There is no requirement in MiFID as to what should happen to client money once a firm enters insolvency save that which is implicit in the MiFID requirement to safeguard client funds. Thus, while MiFID does not directly confront the issue of whether if a firm fails client monies are to be pooled, the court found that it is implicit in safeguarding the assets
of clients that the clients should all share in the remaining assets. The court further stated that it was open to the FSA to determine that the failure of the firm should be treated as a common misfortune in which those who had claims to the recovery of client money should share without distinction.
In his concurring opinion, Lord Neuberger noted that, while it is true that the MiFID Directive nowhere refers to the creation of a trust, that was irrelevant given that the Directive is intended to apply across the EU to all member states and the concept of a trust is not familiar in civil law jurisdictions. Quite apart from this, Lord Neuberger concluded that the MiFID prohibition on a firm using client money for its own purposes is enough to create a trust in English law. Further, Lord Neuberger noted the MiFID reference to securities and funds entrusted to a firm by a client.
Lord Neuberger said that treating clients of a firm as "in it together", and pooling client money to be paid out to all clients, is appropriate since the two groups of clients were intended to be treated similarly, rather than face a degree of randomness.
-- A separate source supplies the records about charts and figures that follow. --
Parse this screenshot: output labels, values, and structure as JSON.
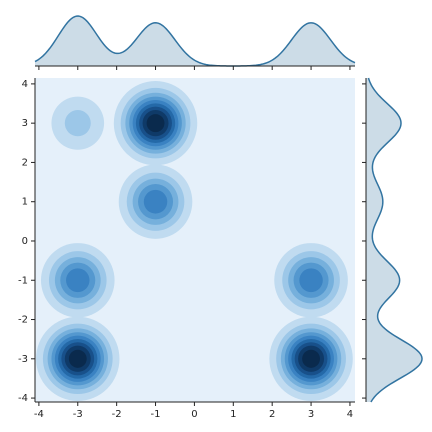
{
  "chart_data": {
    "type": "kde",
    "series": [
      {
        "x": [
          -3,
          -1,
          -1,
          -3,
          -3,
          3,
          3
        ],
        "y": [
          3,
          3,
          1,
          -1,
          -3,
          -1,
          -3
        ],
        "weight": [
          0.25,
          1,
          0.6,
          0.6,
          1,
          0.6,
          1
        ]
      }
    ],
    "level_colors": [
      "#e5f0fa",
      "#c0dbf0",
      "#9cc7e8",
      "#76b0dc",
      "#5498cf",
      "#3a82c2",
      "#2469a8",
      "#18508a",
      "#0f3a68",
      "#0a2a4d"
    ],
    "marginal_color": "#3274a1",
    "xlim": [
      -4.1,
      4.13
    ],
    "ylim": [
      -4.1,
      4.15
    ],
    "xticks": [
      -4,
      -3,
      -2,
      -1,
      0,
      1,
      2,
      3,
      4
    ],
    "yticks": [
      -4,
      -3,
      -2,
      -1,
      0,
      1,
      2,
      3,
      4
    ]
  }
}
The alternative approach would be that clients with money in house accounts would enjoy less protection than that enjoyed by clients with money in segregated accounts. Yet all clients who deposit money with firms for MiFID business are intended to receive protection which complies with the Directive, reasoned Lord Neuberger, who views a single and consistent level of protection as the general thrust of MiFID, whose purpose is to maximize client protection and ensure that client money is protected as soon as it is paid into an account by the firm.